Tuesday, March 30, 2010
Once Was Lost by Sara Zarr
Samara Taylor is the fifteen year old daughter of a pastor workaholic and a mother who has been drinking so much, that she has landed herself into New Beginnings Recovery Center; her father wants to “officially tell” the congregation when he feels it is right, which is never. Sam is at a point in her life that she is questioning everything; the air conditioning is broken in their house, her ceiling fan is not working, it is the middle of a heat wave, the outside of the house looks like a disaster, all the while her father plunges himself into his congregation while Sam’s world is falling apart. Sam has been the one who has seen her mother drink because of the stress of being a pastor’s wife. Since Sam is the pastor’s daughter, she is part of the youth group and she is afraid of sharing, thinks she might be depressed, and is questioning why now that she is in high school, she is not feeling the understanding, friendship and bonding that she grew up believing existed in her community. Just as Sam is at her lowest, Jody Shaw, a sweet thirteen year old, disappears and the whole town is rocked to the core. There are searches in fields, house to house, and suspicions about suspects begin to permeate throughout the town. As Sam worries about what once was lost, she is also determined to talk to her mother in rehab, bring her home, and faithfully work on a family unit. This is a story of a young teen able to weather an internal storm of doubt and emerge a more secure, stronger daughter and friend. Students will love Zarr’s masterful storytelling, she weaves an engrossing tale of love and the power to heal.

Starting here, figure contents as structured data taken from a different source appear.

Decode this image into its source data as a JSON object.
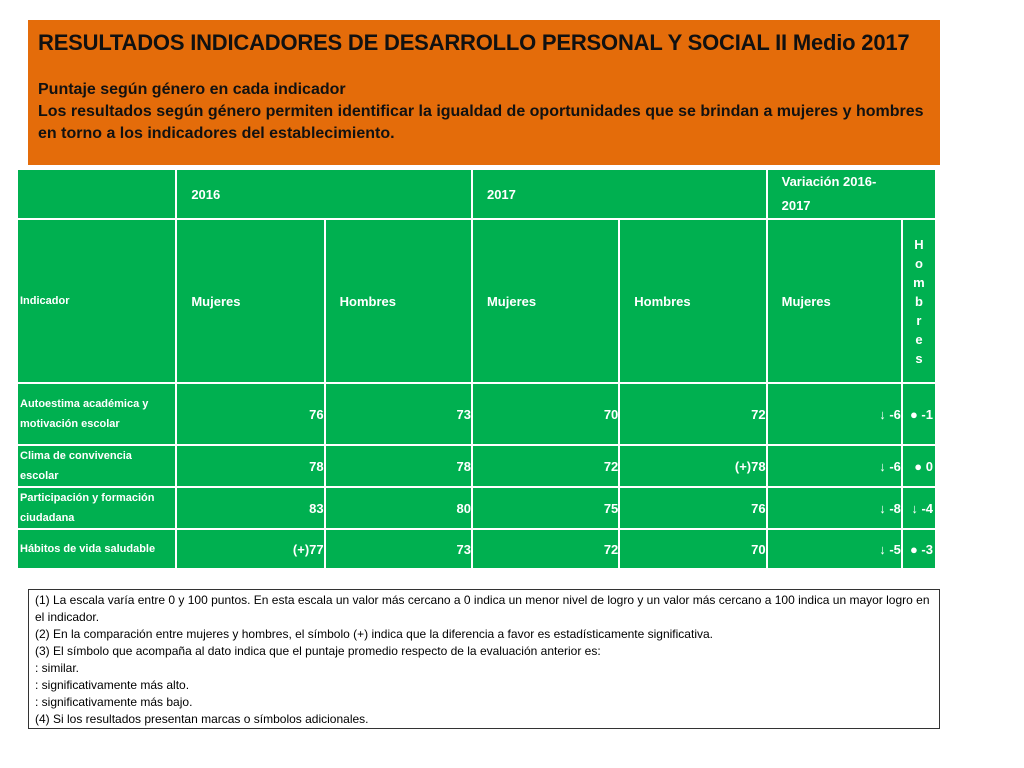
{
  "header": {
    "title": "RESULTADOS INDICADORES DE DESARROLLO PERSONAL Y SOCIAL II Medio 2017",
    "subtitle": "Puntaje según género en cada indicador",
    "description": "Los resultados según género permiten identificar la igualdad de oportunidades que se brindan a mujeres y hombres en torno a los indicadores del establecimiento."
  },
  "table": {
    "year_headers": [
      "2016",
      "2017"
    ],
    "variation_header_line1": "Variación 2016-",
    "variation_header_line2": "2017",
    "indicator_label": "Indicador",
    "sub_headers": [
      "Mujeres",
      "Hombres",
      "Mujeres",
      "Hombres",
      "Mujeres"
    ],
    "vertical_header_letters": [
      "H",
      "o",
      "m",
      "b",
      "r",
      "e",
      "s"
    ],
    "rows": [
      {
        "indicator": "Autoestima académica y motivación escolar",
        "values": [
          "76",
          "73",
          "70",
          "72",
          "↓ -6",
          "● -1"
        ]
      },
      {
        "indicator": "Clima de convivencia escolar",
        "values": [
          "78",
          "78",
          "72",
          "(+)78",
          "↓ -6",
          "● 0"
        ]
      },
      {
        "indicator": "Participación y formación ciudadana",
        "values": [
          "83",
          "80",
          "75",
          "76",
          "↓ -8",
          "↓ -4"
        ]
      },
      {
        "indicator": "Hábitos de vida saludable",
        "values": [
          "(+)77",
          "73",
          "72",
          "70",
          "↓ -5",
          "● -3"
        ]
      }
    ]
  },
  "notes": [
    "(1) La escala varía entre 0 y 100 puntos. En esta escala un valor más cercano a 0 indica un menor nivel de logro y un valor más cercano a 100 indica un mayor logro en el indicador.",
    "(2) En la comparación entre mujeres y hombres, el símbolo (+) indica que la diferencia a favor es estadísticamente significativa.",
    "(3) El símbolo que acompaña al dato indica que el puntaje promedio respecto de la evaluación anterior es:",
    ": similar.",
    ": significativamente más alto.",
    ": significativamente más bajo.",
    "(4) Si los resultados presentan marcas o símbolos adicionales."
  ],
  "colors": {
    "header_background": "#e46c0a",
    "table_cell_background": "#00b050",
    "table_text": "#ffffff"
  }
}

Hate List by Jennifer Brown
What a great debut novel by Jennifer Brown! Imagine you are madly in love with a brooding bad boy and you list the names of everyone you hate in a notebook. Valerie Leftman is this girl, a junior at Garvin High, who has loved Nick Levil for the last few years. They are outcasts and bullied by the popular teens in their school. Only problem is, Nick takes the hate list and begins shooting on May 2 of their junior year after one bully, Christy, breaks Val’s MP3 player. Val desperately tries to stop the shooting, only to be accidentally shot by Nick, who then turns the gun on himself. As Valerie recuperates in the hospital with her leg wound, and also in the in-patient psychiatric ward, she continually replays her relationship with Nick and how she didn’t see what he was planning. Nick had an unhappy home life and Val’s parent’s fights had become very bitter. Her mother is suffocating and distrustful after the shooting and her father is furious with her total lack of judgment. After spending her summer recuperating and seeing a shrink, Dr. Hieler, Valerie decides to return to her high school “to see what’s out there.” There are many students who hate her, but one student, Jessica (who Val dove in front of and saved) continually reaches out and gets Val involved in the senior time capsule project. Throughout her senior year, Val slowly lets go of her love for Nick, realizes her parent’s marriage will not survive, owns up to her role that tragic day, and how to move forward, forgive, apologize, and heal. This is a sad, depressing book with a truly redemptive ending.